Keikutsertaan masyarakat adalah sangat penting di dalam keseluruhan proses pembangunan. Partisipasi masyarakat dalam program pemberdayaan selayaknya mencakup keseluruhan proses mulai dari awal sampai tahap akhir. Oleh karena itu, menurut Ndraha (2000) partisipasi publik dapat terjadi pada 4 (empat) jenjang, yaitu:

a. Partisipasi dalam proses pembentukan keputusan b. Partisipasi dalam pelaksanaan

c. Partisipasi dalam pemanfaatan hasil d. Partisipasi dalam evaluasi.

Konsep ini memberikan makna bahwa masyarakat akan berpartisipasi secara sukarela apabila mereka dilibatkan sejak awal dalam proses pembangunan melalui program pemberdayaan. Ketika mereka mendapatkan manfaat dan merasa memiliki terhadap program pemberdayaan, maka dapat dicapai suatu keberlanjutan dari program pemberdayaan.

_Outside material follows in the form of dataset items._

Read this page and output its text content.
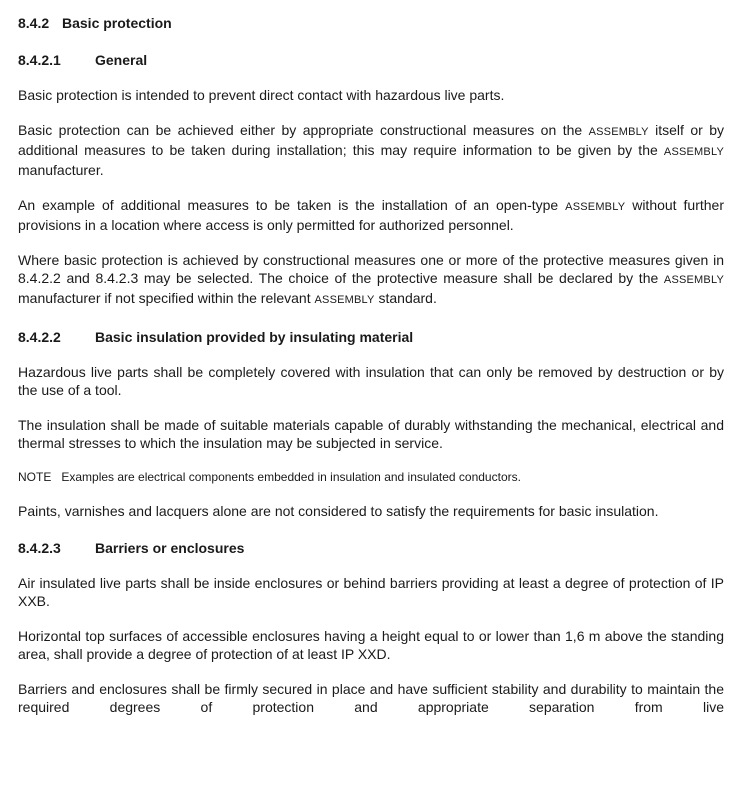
8.4.2 Basic protection
8.4.2.1	General

Basic protection is intended to prevent direct contact with hazardous live parts.

Basic protection can be achieved either by appropriate constructional measures on the ASSEMBLY itself or by additional measures to be taken during installation; this may require information to be given by the ASSEMBLY manufacturer.

An example of additional measures to be taken is the installation of an open-type ASSEMBLY without further provisions in a location where access is only permitted for authorized personnel.

Where basic protection is achieved by constructional measures one or more of the protective measures given in 8.4.2.2 and 8.4.2.3 may be selected. The choice of the protective measure shall be declared by the ASSEMBLY manufacturer if not specified within the relevant ASSEMBLY standard.

8.4.2.2	Basic insulation provided by insulating material

Hazardous live parts shall be completely covered with insulation that can only be removed by destruction or by the use of a tool.

The insulation shall be made of suitable materials capable of durably withstanding the mechanical, electrical and thermal stresses to which the insulation may be subjected in service.

NOTE Examples are electrical components embedded in insulation and insulated conductors.

Paints, varnishes and lacquers alone are not considered to satisfy the requirements for basic insulation.

8.4.2.3	Barriers or enclosures

Air insulated live parts shall be inside enclosures or behind barriers providing at least a degree of protection of IP XXB.

Horizontal top surfaces of accessible enclosures having a height equal to or lower than 1,6 m above the standing area, shall provide a degree of protection of at least IP XXD.

Barriers and enclosures shall be firmly secured in place and have sufficient stability and durability to maintain the required degrees of protection and appropriate separation from live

Keberhasilan gerakan pembaharuan desa akan sangat ditentukan oleh sejauh mana usaha-usaha yang dilakukan mampu mentransformasikan kelemahan menjadi kekuatan, dan bagaimana mentransformasikan segala potensi menjadi kekuatan pendorong perubahan serta memanfaatkan hasil pembangunan tersebut

dengan baik (Juliantoro, 2003:3). Lebih luas dari itu, cakupan pembaharuan desa pada dasarnya ingin menciptakan kemakmuran rakyat dengan melakukan perubahan atas penataan beberapa aspek kehidupan, yakni sosiopolitik, sosioekologi, sosioekonomi, sosiobudaya dan aspek spasial (Poernomo, 2004:7). Dari pendapat tersebut dapat disimpulkan bahwa aspek pemanfaatan sangat mendukung keberhasilan program desa mandiri pangan.

Sehingga dapat disimpulkan aspek sosialisasi, aspek perencanaan, aspek pelaksanaan dan aspek pemanfaatan berpengaruh terhadap keberhasilan program desa mandiri pangan. Pemberdayaan masyarakat merupakan suatu proses, dimana kekuatan masyarakat dalam pengambilan keputusan pembangunan lebih dominan dan dalam pelaksanaan peran masyarakat lebih diutamakan. Hal ini dapat dicapai dengan menguatkan kapasitas mereka melalui pemberian kesempatan, keahlian dan pengetahuan sehingga mereka mampu untuk menggali dan memaanfaatkan potensi mereka sendiri.

1. Aspek Sosialisasi

Hasil penelitian ini sesuai dengan penelitian yang dilakukan Mardiantono (2003) dan Sasono (2010) yang menyatakan terdapat pengaruh positif faktor eksternal berupa bantuan teknis dari pemerintah dalam aspek perencanaan terhadap keberhasilan program pemberdayaan masyarakat desa. Kegiatan sosialisasi program yang dilaksanakan dirasakan sangat penting, karena dengan adanya sosialisasi yang berlangsung dengan baik, akan memberikan kemudahan dan pemahaman kepada seluruh warga desa mengenai rencana dan tujuan dari

program tersebut, sehingga langkah-langkah pelaksanaan program dapat dilaksanakan sesuai dengan pedoman pelaksanaan yang telah disampaikan.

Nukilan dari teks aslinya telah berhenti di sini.